According to Blue Orb info it is standard practice to turn down the valleys at the very end of the sheets by using a pair of multigrips or a shifting spanner, gripping about 20mm in from the end, then turning down as far as possible. Snipping the sheets is not needed or recommended. 
I think that might fix the drips. See  http://www.steelselect.com/download_...file.php?id=47 
Cheers

----------


## rrobor

How about painting the roof. Dad bought second hand corrugated sheets which were from a large WW2 warehouse in UK. The sheet wasnt galvo and the metal was paper thin. What they had though was layers of paper glued on with bitumen.

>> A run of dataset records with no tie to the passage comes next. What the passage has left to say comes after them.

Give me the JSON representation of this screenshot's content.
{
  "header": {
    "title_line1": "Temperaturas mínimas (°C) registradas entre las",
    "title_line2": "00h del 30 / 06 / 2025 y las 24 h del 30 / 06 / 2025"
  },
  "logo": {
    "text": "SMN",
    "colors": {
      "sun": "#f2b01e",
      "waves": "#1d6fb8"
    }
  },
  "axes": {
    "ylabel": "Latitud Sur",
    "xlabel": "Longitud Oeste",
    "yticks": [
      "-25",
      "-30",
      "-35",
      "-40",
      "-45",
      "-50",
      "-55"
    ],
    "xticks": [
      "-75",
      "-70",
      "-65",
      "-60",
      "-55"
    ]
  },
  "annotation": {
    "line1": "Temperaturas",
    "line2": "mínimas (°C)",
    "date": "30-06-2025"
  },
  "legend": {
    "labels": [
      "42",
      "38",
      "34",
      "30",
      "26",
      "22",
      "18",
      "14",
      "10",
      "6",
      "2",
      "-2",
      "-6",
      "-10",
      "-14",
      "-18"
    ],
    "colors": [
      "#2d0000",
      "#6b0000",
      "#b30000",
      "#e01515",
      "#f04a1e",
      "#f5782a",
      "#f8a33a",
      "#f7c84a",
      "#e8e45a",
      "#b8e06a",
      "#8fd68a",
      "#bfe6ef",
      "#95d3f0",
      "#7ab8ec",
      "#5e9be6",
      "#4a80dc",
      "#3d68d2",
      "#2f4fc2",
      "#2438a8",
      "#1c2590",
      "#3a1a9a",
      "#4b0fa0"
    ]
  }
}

The shed he built from it lasted into the 90. So some bitumen paint and the daily mail, when thats dry, paint to colour of choice.

----------


## Tools

> Hi, 
> This is at the very end of the roof sheeting, not where the sheets overlap, right? 
> According to Blue Orb info it is standard practice to turn down the valleys at the very end of the sheets by using a pair of multigrips or a shifting spanner, gripping about 20mm in from the end, then turning down as far as possible. Snipping the sheets is not needed or recommended. 
> I think that might fix the drips. See  http://www.steelselect.com/download_...file.php?id=47 
> Cheers

  I think you will  find that is for the top end, not the bottom. 
Tools

----------


## bklooger

mate two things you can try
1/ install a flashing dropping over the back of the spouting and running under the roof sheet it will make the water run off into the spouting 
2/ drill a hole in the bottom of the corrugation over the spouting and hit it out with a prick punch. it will make the water drip off straight down  
both of these suggestions may fix your problem however without looking at the job its hard to tell what else might be needed 
cheers 
brad

----------


## GeoffW1

> I think you will find that is for the top end, not the bottom. 
> Tools

  No. Turn UP at the top end, turn down at the bottom. 
Cheers

----------


## Pulse

If custom orb is at 3 degrees it will probably always have these problems, turning down might help a bit, as will flashing into the gutter. I've also seen people run a small bead of silicone under the end of the sheet, 0.5cm from the end as a drip edge. 
Cheers
Pulse

----------


## finger

My roof pitch is roughly the same. 5 degrees tops. When it rained it use to run down the fascia. Plumber turned down all the valleys and no more water running down the fascia, although he did turn them down too far and it tore the sheets. A couple of spots are starting to show signs of surface rust. I figure by the time it gets bad I'll be getting the roof re-sheeted anyway.

----------


## sailezzy

Thanks so much for the replies. I've turned down the ends of the valleys to create a drip edge and tested with the hose and all seems to be working ok so far. Unfortunately it did rip the sheet but I'm not too worried, I'll coat it with some cold gal which should protect it. BTW, Chipps, the eave linings are only new as is the facia and this is how I noticed the problem.  Previously there was no facia or eave linings and the brick walls of the garage were always wet when it rained but I thought this was from the rain hitting the walls or run off from the roof.  It’s a coast house that were only at on the weekends and haven’t had it that long either so didn’t have much opportunity to investigate what was going on.
<O :Tongue: </O :Tongue: Thanks again, Michael.

----------


## Tools

> No. Turn UP at the top end, turn down at the bottom. 
> Cheers

  This is done for deck,not corrugated.
Tools

----------


## Pulse

> This is done for deck,not corrugated.
> Tools

  lysaght in their 2008/9 manual on page 44 suggest for under 25 degree slopes then turn up the ends 
Cheers
Pulse

----------


## GeoffW1

> This is done for deck,not corrugated.
> Tools

  Better tell Lysaghts then ;-] 
From the Blue Orb Corrugated installation sheet: 
"Ends of sheets 
It is usual to allow roof sheets to overhang into gutters by about 50mm. The valleys of sheets should be turned-down at lower ends, and turned-up at upper ends" 
I would certainly agree that on steep pitches you could get away without that, or use infill strips under the ends to protect the eaves, but turning down is not confined to decking profiles for any reason. 
Cheers

----------


## Tools

Ok, I pull my head in. In 25 years I have never seen the bottom of the sheets turned down on corry. Always the top, but never the bottom. 
Tools

----------


## Tools

> lysaght in their 2008/9 manual on page 44 suggest for under 25 degree slopes then turn up the ends 
> Cheers
> Pulse

  The top end should be turned up no matter what the pitch. I was not contesting that. 
Tools

----------


## Pulse

sorry tools, misunderstood. 
As i recall they want you to turn down the bottom end if close to the 5 degree minimum, I've found it tends to tear the sheet though.. 
Pulse

----------


## jaytee

This is slightly removed from gal sheets, but my laserlight sheets drip or cause the spouting to drip, as I cant turn them down - any ideas on how to stop them dripping back? It is on a 3deg slope, am thinking of putting new rafters under to raise the fall
jt :Doh:

----------